# FUD (Fear Uncertainty and Doubt) news



## RMKYHN (11 mo ago)

I just saw this story. Do you think if the car was a 2018 Buick Regal the cars Manufacturer would have been the headline of the story?

*Tesla driver who plunged off cliff with children on Highway 1 arrested for ‘intentional act,’ CHP says*
A Tesla driver who was rescued, along with another adult and two children, after their vehicle drove off a cliff on Highway 1 south of San Francisco, has been arrested after investigators determined the crash was an “intentional act,” authorities said.
Dharmesh A. Patel, of Pasadena, was arrested for attempted murder and child abuse, the California Highway Patrol’s San Francisco area said.

CHP officers had responded to a call of a vehicle over the cliff in the Devil’s Slide area just south of the Tom Lantos tunnels on Monday. The Tesla had plunged about 250 to 300 feet, a fall that is usually deadly for cars that crash in the area, which is between Pacifica and Montara, The Associated Press reported.
In this case, all four occupants of the vehicle, which included a 4-year-old girl and a 9-year-old boy, survived.

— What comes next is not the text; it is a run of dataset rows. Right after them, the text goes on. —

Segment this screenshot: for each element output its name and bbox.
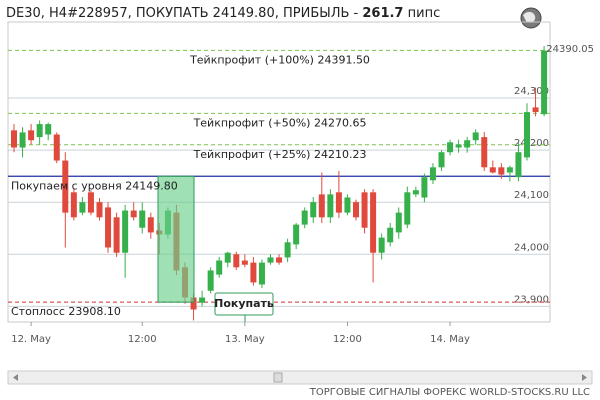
candle-body — [293, 224, 300, 245]
candle-body — [87, 192, 94, 213]
candle-body — [207, 270, 214, 291]
x-tick-label: 14. May — [430, 334, 470, 345]
scroll-thumb[interactable] — [273, 372, 283, 383]
candle-body — [11, 130, 17, 148]
candle-body — [113, 217, 120, 253]
candle-body — [105, 207, 112, 248]
candle-body — [216, 260, 223, 275]
candle-body — [224, 252, 231, 263]
level-label: Стоплосс 23908.10 — [11, 305, 121, 318]
scroll-right[interactable] — [582, 374, 587, 381]
candle-body — [404, 192, 411, 225]
y-tick-label: 24,000 — [514, 242, 549, 253]
footer: ТОРГОВЫЕ СИГНАЛЫ ФОРЕКС WORLD-STOCKS.RU … — [309, 387, 590, 398]
candle-body — [19, 132, 26, 148]
title-profit: 261.7 — [362, 6, 403, 21]
scroll-left[interactable] — [13, 374, 18, 381]
candle-body — [53, 134, 60, 161]
candle-body — [96, 202, 103, 218]
buy-marker: Покупать — [214, 292, 274, 322]
level-label: Тейкпрофит (+100%) 24391.50 — [189, 53, 370, 66]
candle-body — [498, 167, 505, 175]
level-label: Тейкпрофит (+25%) 24210.23 — [193, 148, 367, 161]
x-tick-label: 12. May — [11, 334, 51, 345]
candle-body — [489, 167, 496, 173]
candle-body — [464, 140, 471, 148]
entry-zone — [157, 175, 195, 303]
candle-body — [412, 190, 419, 195]
candle-body — [524, 112, 530, 158]
candle-body — [421, 177, 428, 198]
candle-body — [258, 262, 265, 285]
scrollbar[interactable] — [7, 370, 593, 385]
candle-body — [335, 192, 342, 213]
chart-title: DE30, H4#228957, ПОКУПАТЬ 24149.80, ПРИБ… — [6, 6, 440, 21]
candle-body — [378, 237, 385, 253]
candle-body — [122, 210, 129, 253]
candle-body — [438, 152, 445, 168]
level-label: Покупаем с уровня 24149.80 — [11, 179, 178, 192]
y-tick-label: 24,300 — [514, 86, 549, 97]
candle-body — [455, 144, 462, 148]
x-tick-label: 12:00 — [333, 334, 362, 345]
candle-body — [79, 202, 86, 213]
candle-body — [318, 194, 325, 218]
candle-body — [301, 210, 308, 225]
candle-body — [532, 107, 539, 113]
y-tick-label: 24,100 — [514, 190, 549, 201]
candle-body — [447, 142, 454, 153]
candle-body — [62, 160, 69, 213]
candle-body — [36, 124, 43, 138]
candle-body — [344, 197, 351, 213]
title-text: DE30, H4#228957, ПОКУПАТЬ 24149.80, ПРИБ… — [6, 6, 359, 21]
x-tick-label: 13. May — [225, 334, 265, 345]
candle-body — [515, 152, 522, 178]
candle-body — [130, 210, 137, 218]
candle-body — [541, 50, 548, 115]
candle-body — [45, 124, 52, 135]
candle-body — [472, 132, 479, 141]
candle-body — [276, 257, 283, 263]
candle-body — [387, 227, 394, 243]
title-unit: пипс — [408, 6, 441, 21]
plot-border — [7, 21, 551, 323]
marks: Тейкпрофит (+100%) 24391.50 Тейкпрофит (+… — [11, 44, 594, 318]
last-price: 24390.05 — [546, 44, 594, 55]
candle-body — [429, 167, 436, 181]
plot: 23,900 24,000 24,100 24,200 24,300 12. May 12:… — [8, 45, 550, 345]
candle-body — [70, 192, 77, 218]
x-tick-label: 12:00 — [128, 334, 157, 345]
scroll-track[interactable] — [7, 370, 593, 385]
globe-icon[interactable] — [520, 7, 542, 29]
buy-label: Покупать — [214, 297, 274, 310]
candle-body — [241, 260, 248, 265]
candle-body — [233, 254, 240, 268]
y-tick-label: 24,200 — [514, 138, 549, 149]
y-tick-label: 23,900 — [514, 294, 549, 305]
candle-body — [199, 297, 206, 303]
candle-body — [190, 297, 197, 310]
candle-body — [327, 194, 334, 218]
candle-body — [139, 210, 146, 228]
candle-body — [284, 242, 291, 258]
candle-body — [310, 202, 317, 218]
candle-body — [370, 192, 377, 253]
candle-body — [481, 137, 488, 168]
buy-box — [214, 292, 274, 316]
candle-body — [506, 167, 513, 173]
candle-body — [147, 217, 154, 233]
candle-body — [361, 192, 368, 228]
candle-body — [395, 212, 402, 233]
candle-body — [267, 257, 274, 263]
candle-body — [353, 202, 359, 218]
level-label: Тейкпрофит (+50%) 24270.65 — [193, 116, 367, 129]
candle-body — [28, 130, 35, 141]
globe-land — [523, 11, 536, 23]
candle-body — [250, 262, 257, 283]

All occupants survived ... the car was completely destroyed. Those damn Teslas,..


----------



## Klaus-rf (Mar 6, 2019)

RMKYHN said:


> Do you think if the car was a 2018 Buick Regal the cars Manufacturer would have been the headline of the story?


 Buick? Wouldn't be any survivors. Just another fire at the bottom of the cliff.

Nothing to see here, Folks. Move along.


----------